Iranian Deputy Foreign Minister for Arab and African Affairs Hossein Amir Abdollahian and Head of the Swiss Humanitarian Aid Unit (SHA) Manuel Bessler took part in the meeting, here in Tehran on Tuesday.
During the meeting, both the Iranian and Swiss officials emphasized that the Syrian nation should have the pivotal role in any political process in the Arab country, with Bessler expressing his gratitude to Iran for its initiative in holding such meetings to alleviate the suffering of Syrians.
Amir Abdollahian, for his part, praised the Swiss government for the humanitarian aid it has provided for the war-torn Syrian people, expressing the hope that this round of negotiations on “practical and executable steps” to deliver humanitarian assistance into Syria would make progress.
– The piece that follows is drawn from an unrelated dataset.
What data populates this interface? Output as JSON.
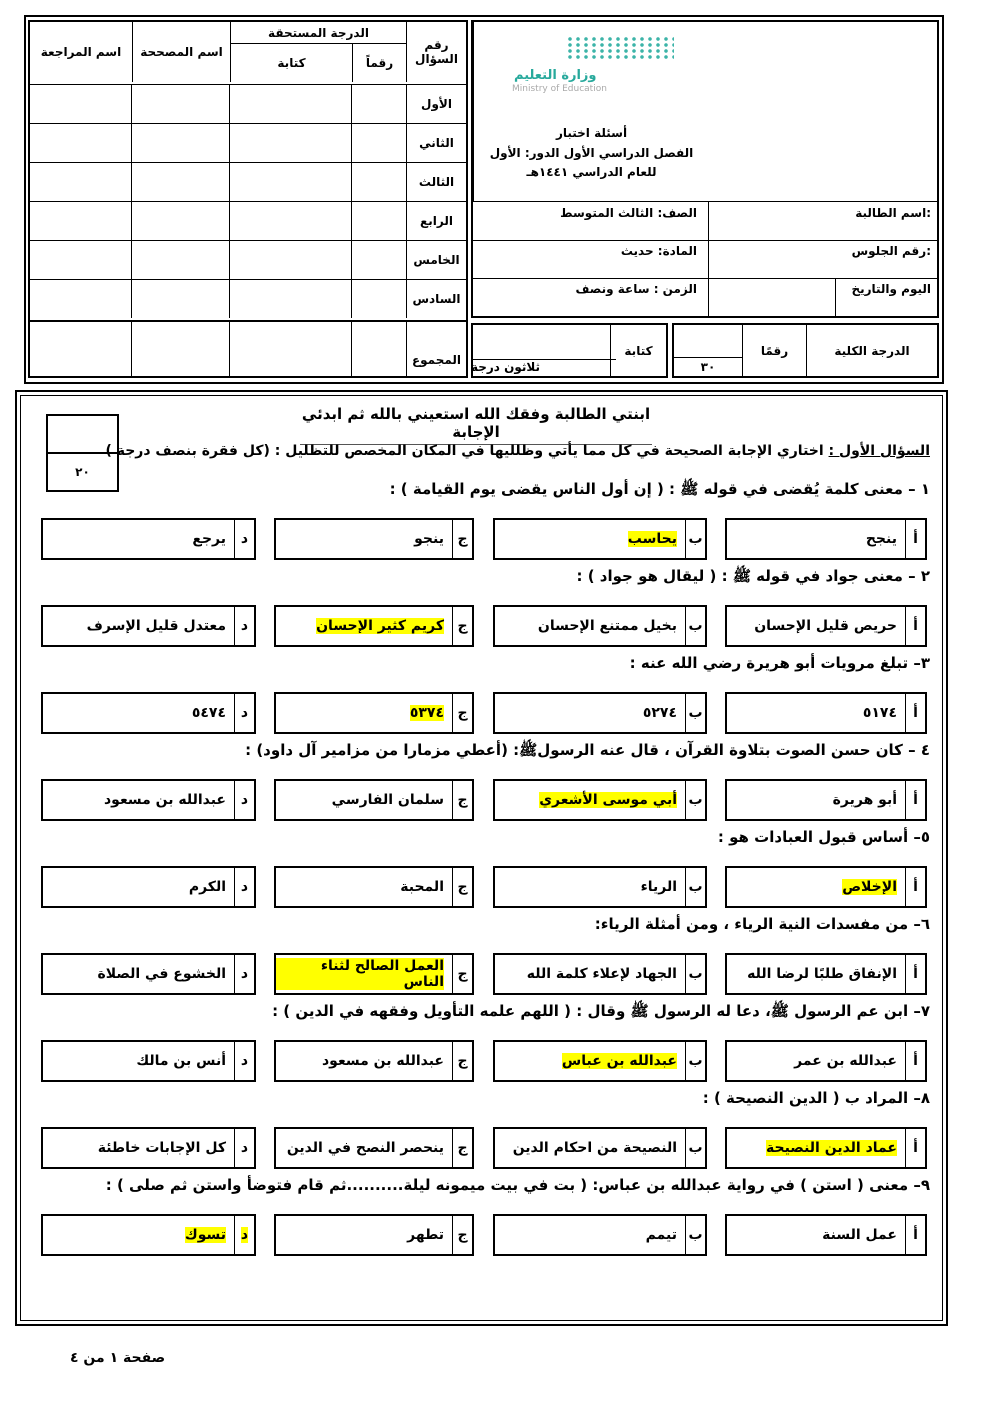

The Iranian deputy minister also described as relatively appropriate the status quo for the delivery of aid to the Arab country.
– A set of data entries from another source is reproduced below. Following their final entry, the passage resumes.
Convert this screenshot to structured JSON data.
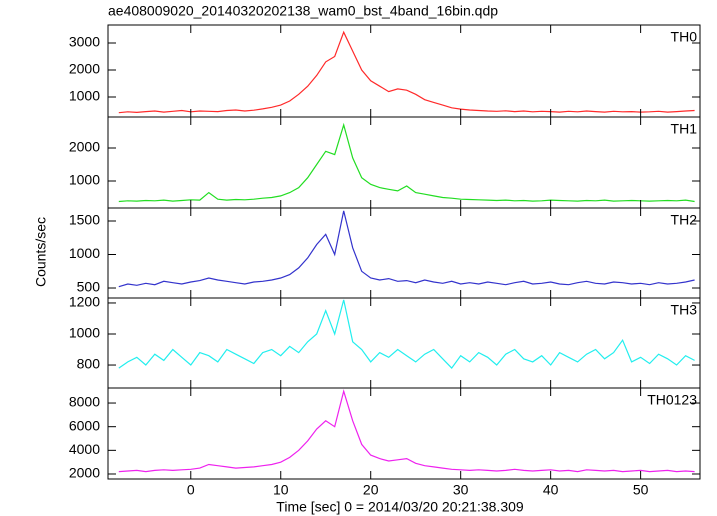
{
  "title": "ae408009020_20140320202138_wam0_bst_4band_16bin.qdp",
  "xlabel": "Time [sec] 0 = 2014/03/20 20:21:38.309",
  "ylabel": "Counts/sec",
  "chart_data": [
    {
      "type": "line",
      "xlim": [
        -9.2,
        56.6
      ],
      "xticks": [
        0,
        10,
        20,
        30,
        40,
        50
      ],
      "ylim": [
        259,
        3667
      ],
      "yticks": [
        1000,
        2000,
        3000
      ],
      "x": [
        -8,
        -7,
        -6,
        -5,
        -4,
        -3,
        -2,
        -1,
        0,
        1,
        2,
        3,
        4,
        5,
        6,
        7,
        8,
        9,
        10,
        11,
        12,
        13,
        14,
        15,
        16,
        17,
        18,
        19,
        20,
        21,
        22,
        23,
        24,
        25,
        26,
        27,
        28,
        29,
        30,
        31,
        32,
        33,
        34,
        35,
        36,
        37,
        38,
        39,
        40,
        41,
        42,
        43,
        44,
        45,
        46,
        47,
        48,
        49,
        50,
        51,
        52,
        53,
        54,
        55,
        56
      ],
      "series": [
        {
          "name": "TH0",
          "color": "#ff2a2a",
          "values": [
            420,
            450,
            430,
            460,
            480,
            440,
            470,
            500,
            450,
            480,
            470,
            460,
            500,
            520,
            480,
            510,
            560,
            620,
            700,
            850,
            1100,
            1400,
            1800,
            2300,
            2500,
            3400,
            2700,
            2000,
            1600,
            1400,
            1200,
            1300,
            1250,
            1100,
            900,
            800,
            700,
            600,
            550,
            520,
            500,
            480,
            470,
            490,
            460,
            480,
            450,
            470,
            460,
            440,
            470,
            450,
            480,
            460,
            440,
            470,
            450,
            460,
            440,
            450,
            470,
            440,
            460,
            480,
            500
          ]
        }
      ]
    },
    {
      "type": "line",
      "xlim": [
        -9.2,
        56.6
      ],
      "xticks": [
        0,
        10,
        20,
        30,
        40,
        50
      ],
      "ylim": [
        182,
        2939
      ],
      "yticks": [
        1000,
        2000
      ],
      "x": [
        -8,
        -7,
        -6,
        -5,
        -4,
        -3,
        -2,
        -1,
        0,
        1,
        2,
        3,
        4,
        5,
        6,
        7,
        8,
        9,
        10,
        11,
        12,
        13,
        14,
        15,
        16,
        17,
        18,
        19,
        20,
        21,
        22,
        23,
        24,
        25,
        26,
        27,
        28,
        29,
        30,
        31,
        32,
        33,
        34,
        35,
        36,
        37,
        38,
        39,
        40,
        41,
        42,
        43,
        44,
        45,
        46,
        47,
        48,
        49,
        50,
        51,
        52,
        53,
        54,
        55,
        56
      ],
      "series": [
        {
          "name": "TH1",
          "color": "#22dd22",
          "values": [
            380,
            400,
            390,
            410,
            400,
            420,
            390,
            410,
            430,
            420,
            650,
            450,
            420,
            440,
            430,
            450,
            480,
            500,
            550,
            650,
            800,
            1100,
            1500,
            1900,
            1800,
            2700,
            1700,
            1100,
            900,
            800,
            750,
            700,
            850,
            650,
            600,
            550,
            500,
            480,
            450,
            440,
            430,
            420,
            410,
            420,
            400,
            410,
            390,
            400,
            420,
            410,
            400,
            390,
            410,
            400,
            420,
            390,
            400,
            410,
            400,
            390,
            400,
            410,
            400,
            420,
            380
          ]
        }
      ]
    },
    {
      "type": "line",
      "xlim": [
        -9.2,
        56.6
      ],
      "xticks": [
        0,
        10,
        20,
        30,
        40,
        50
      ],
      "ylim": [
        351,
        1694
      ],
      "yticks": [
        500,
        1000,
        1500
      ],
      "x": [
        -8,
        -7,
        -6,
        -5,
        -4,
        -3,
        -2,
        -1,
        0,
        1,
        2,
        3,
        4,
        5,
        6,
        7,
        8,
        9,
        10,
        11,
        12,
        13,
        14,
        15,
        16,
        17,
        18,
        19,
        20,
        21,
        22,
        23,
        24,
        25,
        26,
        27,
        28,
        29,
        30,
        31,
        32,
        33,
        34,
        35,
        36,
        37,
        38,
        39,
        40,
        41,
        42,
        43,
        44,
        45,
        46,
        47,
        48,
        49,
        50,
        51,
        52,
        53,
        54,
        55,
        56
      ],
      "series": [
        {
          "name": "TH2",
          "color": "#3333cc",
          "values": [
            520,
            560,
            540,
            570,
            550,
            600,
            580,
            560,
            590,
            610,
            650,
            620,
            600,
            580,
            560,
            590,
            600,
            620,
            650,
            700,
            800,
            950,
            1150,
            1300,
            1000,
            1650,
            1100,
            750,
            650,
            620,
            640,
            600,
            610,
            580,
            620,
            590,
            570,
            600,
            560,
            580,
            560,
            590,
            570,
            550,
            580,
            600,
            560,
            570,
            590,
            560,
            550,
            580,
            600,
            570,
            560,
            590,
            580,
            560,
            570,
            550,
            580,
            560,
            570,
            590,
            620
          ]
        }
      ]
    },
    {
      "type": "line",
      "xlim": [
        -9.2,
        56.6
      ],
      "xticks": [
        0,
        10,
        20,
        30,
        40,
        50
      ],
      "ylim": [
        652,
        1232
      ],
      "yticks": [
        800,
        1000,
        1200
      ],
      "x": [
        -8,
        -7,
        -6,
        -5,
        -4,
        -3,
        -2,
        -1,
        0,
        1,
        2,
        3,
        4,
        5,
        6,
        7,
        8,
        9,
        10,
        11,
        12,
        13,
        14,
        15,
        16,
        17,
        18,
        19,
        20,
        21,
        22,
        23,
        24,
        25,
        26,
        27,
        28,
        29,
        30,
        31,
        32,
        33,
        34,
        35,
        36,
        37,
        38,
        39,
        40,
        41,
        42,
        43,
        44,
        45,
        46,
        47,
        48,
        49,
        50,
        51,
        52,
        53,
        54,
        55,
        56
      ],
      "series": [
        {
          "name": "TH3",
          "color": "#22eeee",
          "values": [
            780,
            820,
            850,
            800,
            870,
            830,
            900,
            850,
            800,
            880,
            860,
            820,
            900,
            870,
            840,
            810,
            880,
            900,
            860,
            920,
            880,
            950,
            1000,
            1150,
            1000,
            1220,
            950,
            900,
            820,
            880,
            850,
            900,
            860,
            820,
            870,
            900,
            840,
            780,
            860,
            820,
            880,
            850,
            800,
            870,
            900,
            840,
            820,
            860,
            800,
            880,
            850,
            820,
            870,
            900,
            840,
            880,
            960,
            820,
            850,
            810,
            870,
            840,
            800,
            860,
            830
          ]
        }
      ]
    },
    {
      "type": "line",
      "xlim": [
        -9.2,
        56.6
      ],
      "xticks": [
        0,
        10,
        20,
        30,
        40,
        50
      ],
      "ylim": [
        1576,
        9271
      ],
      "yticks": [
        2000,
        4000,
        6000,
        8000
      ],
      "x": [
        -8,
        -7,
        -6,
        -5,
        -4,
        -3,
        -2,
        -1,
        0,
        1,
        2,
        3,
        4,
        5,
        6,
        7,
        8,
        9,
        10,
        11,
        12,
        13,
        14,
        15,
        16,
        17,
        18,
        19,
        20,
        21,
        22,
        23,
        24,
        25,
        26,
        27,
        28,
        29,
        30,
        31,
        32,
        33,
        34,
        35,
        36,
        37,
        38,
        39,
        40,
        41,
        42,
        43,
        44,
        45,
        46,
        47,
        48,
        49,
        50,
        51,
        52,
        53,
        54,
        55,
        56
      ],
      "series": [
        {
          "name": "TH0123",
          "color": "#ee22ee",
          "values": [
            2200,
            2250,
            2300,
            2200,
            2300,
            2350,
            2300,
            2350,
            2400,
            2500,
            2800,
            2700,
            2600,
            2500,
            2550,
            2600,
            2700,
            2800,
            3000,
            3400,
            4000,
            4800,
            5800,
            6500,
            6000,
            9000,
            6500,
            4500,
            3600,
            3300,
            3100,
            3200,
            3300,
            2900,
            2700,
            2600,
            2500,
            2400,
            2350,
            2300,
            2350,
            2300,
            2250,
            2300,
            2400,
            2300,
            2250,
            2300,
            2350,
            2250,
            2300,
            2200,
            2350,
            2300,
            2250,
            2300,
            2200,
            2250,
            2300,
            2200,
            2250,
            2300,
            2200,
            2250,
            2200
          ]
        }
      ]
    }
  ]
}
In a separate development earlier in January, Amir Abdollahian had travelled to Kuwait to participate in the Second International Humanitarian Pledging Conference for Syria, which aimed to attract international support for the Syrian refugees.
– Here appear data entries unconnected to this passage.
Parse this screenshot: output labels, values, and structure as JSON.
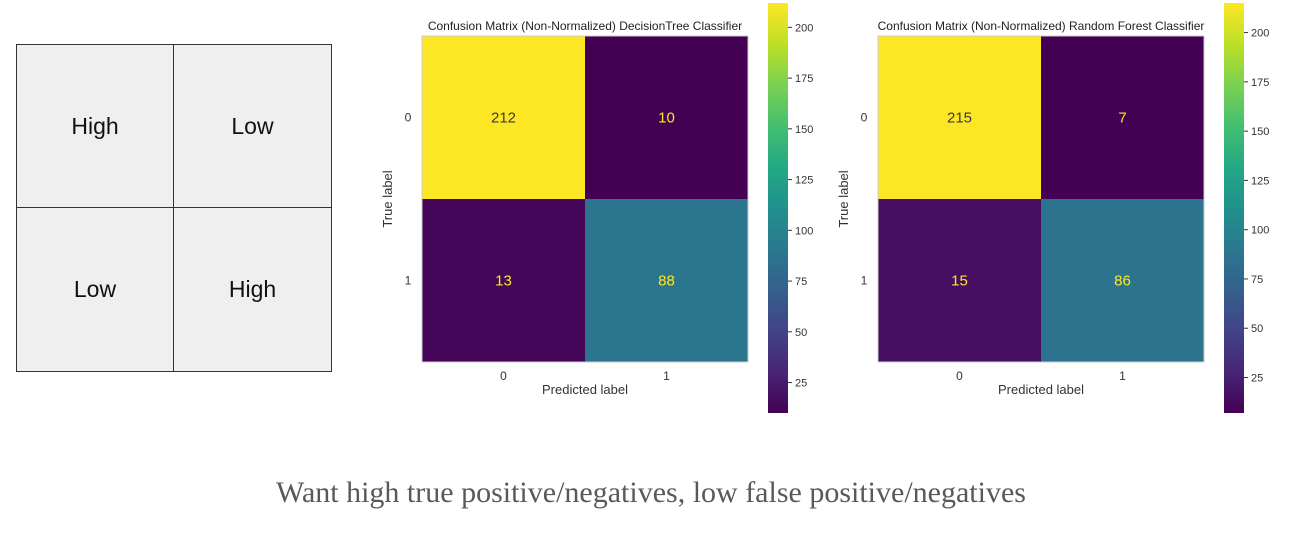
{
  "legend_grid": {
    "cells": [
      "High",
      "Low",
      "Low",
      "High"
    ]
  },
  "chart_data": [
    {
      "type": "heatmap",
      "title": "Confusion Matrix (Non-Normalized) DecisionTree Classifier",
      "xlabel": "Predicted label",
      "ylabel": "True label",
      "x_categories": [
        "0",
        "1"
      ],
      "y_categories": [
        "0",
        "1"
      ],
      "matrix": [
        [
          212,
          10
        ],
        [
          13,
          88
        ]
      ],
      "colorbar": {
        "min": 10,
        "max": 212,
        "ticks": [
          25,
          50,
          75,
          100,
          125,
          150,
          175,
          200
        ],
        "colormap": "viridis"
      },
      "grid": false
    },
    {
      "type": "heatmap",
      "title": "Confusion Matrix (Non-Normalized) Random Forest Classifier",
      "xlabel": "Predicted label",
      "ylabel": "True label",
      "x_categories": [
        "0",
        "1"
      ],
      "y_categories": [
        "0",
        "1"
      ],
      "matrix": [
        [
          215,
          7
        ],
        [
          15,
          86
        ]
      ],
      "colorbar": {
        "min": 7,
        "max": 215,
        "ticks": [
          25,
          50,
          75,
          100,
          125,
          150,
          175,
          200
        ],
        "colormap": "viridis"
      },
      "grid": false
    }
  ],
  "caption": "Want high true positive/negatives, low false positive/negatives",
  "colors": {
    "cell_text_on_dark": "#fde725",
    "cell_text_on_light": "#3b3b3b",
    "axis_text": "#333333"
  }
}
Moreover, Iranian Red Crescent Society announced on February 1 that it has dispatched the second consignment of humanitarian supplies this year to the displaced Syrians who have taken refuge in Jordan, Iraq and Lebanon.
The consignment has been delivered to the Red Crescent societies of Jordan and Iraq, as well as Lebanon's Red Cross society, to be handed out to the Syrian refugees in those three countries.
Millions of Syrians have been driven from their homes as a result of the crisis, now in its third year, and getting aid to many of those in need remains a challenge because they remain trapped in communities besieged by the fighting.
The United Nations warns that 9.3 million people inside Syria need assistance as the conflict grinds on, including some 6.5 million inside Syria who have been driven from their homes.
More than 2 million people have been uprooted from their homes, many scattered in refugee camps and informal settlements dotting neighboring Lebanon, Jordan, Turkey and Iraq.